Wyposażenie monitora LCD w dwa typy złączy – DVI i D-Sub powoduje, iż podczas wymiany karty graficznej nie zajdzie potrzeba “pozbycia” się również i wyświetlacza.

To, co wyróżnia model firmy Eizo na tle konkurencji, to opcja Zoom, bardzo przydatna podczas pracy z aplikacjami CAD/CAM. FlexScan L461 umożliwia płynne skalowanie z rozdzielczości 1280×1024 do rozmiaru 512×200 pikseli, nie pozostawiając w ten sposób cienia złudzeń, iż jest to konstrukcja dopracowana i przemyślana. Wzorem monitorów CRT w modelu tym wybór odpowiedniego poziomu nasycenia barw (różna ich temperatura), rozpoczyna się od poziomu 1000 K i sięga aż do 10 tys. kelwinów (ze skokiem co 500 K). Aby zapewnić swobodę regulacji odcieni, oprócz zmian barw składowych (RGB) dostępne są również funkcje Saturation, HUE oraz GAIN. Dzięki nim każdy użytkownik może pracować w preferowanej przez siebie kolorystyce generowanych obrazów.

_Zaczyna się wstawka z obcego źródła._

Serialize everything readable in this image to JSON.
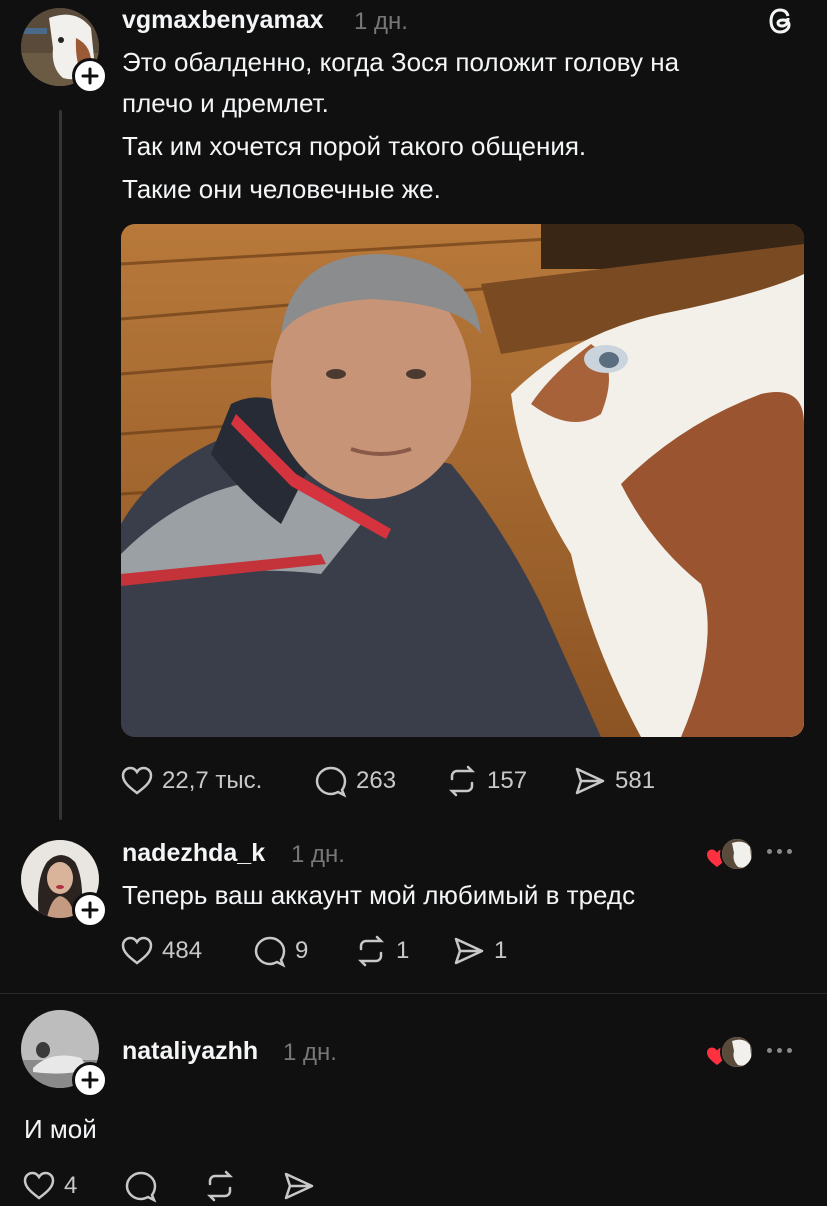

Smaku całości dodaje fakt, że model Eizo FlexScan L461, o stosunku linii pionowych do poziomych 4:3 skalowane rozdzielczości może wyświetlać w trybie Enlarged. Algorytm o działaniu przeciwnym do funkcji Pan&Scan zapewnia zwiększony komfort podczas oglądania filmów DVD. Mimo tego, że Eizo FlexScana L461 wyposażono tylko w 16-calową matrycę, funkcji korekcji obrazu pozazdrościć mogą mu wyższej klasy wyświetlacze (np. Sony M81 czy LG 882LE).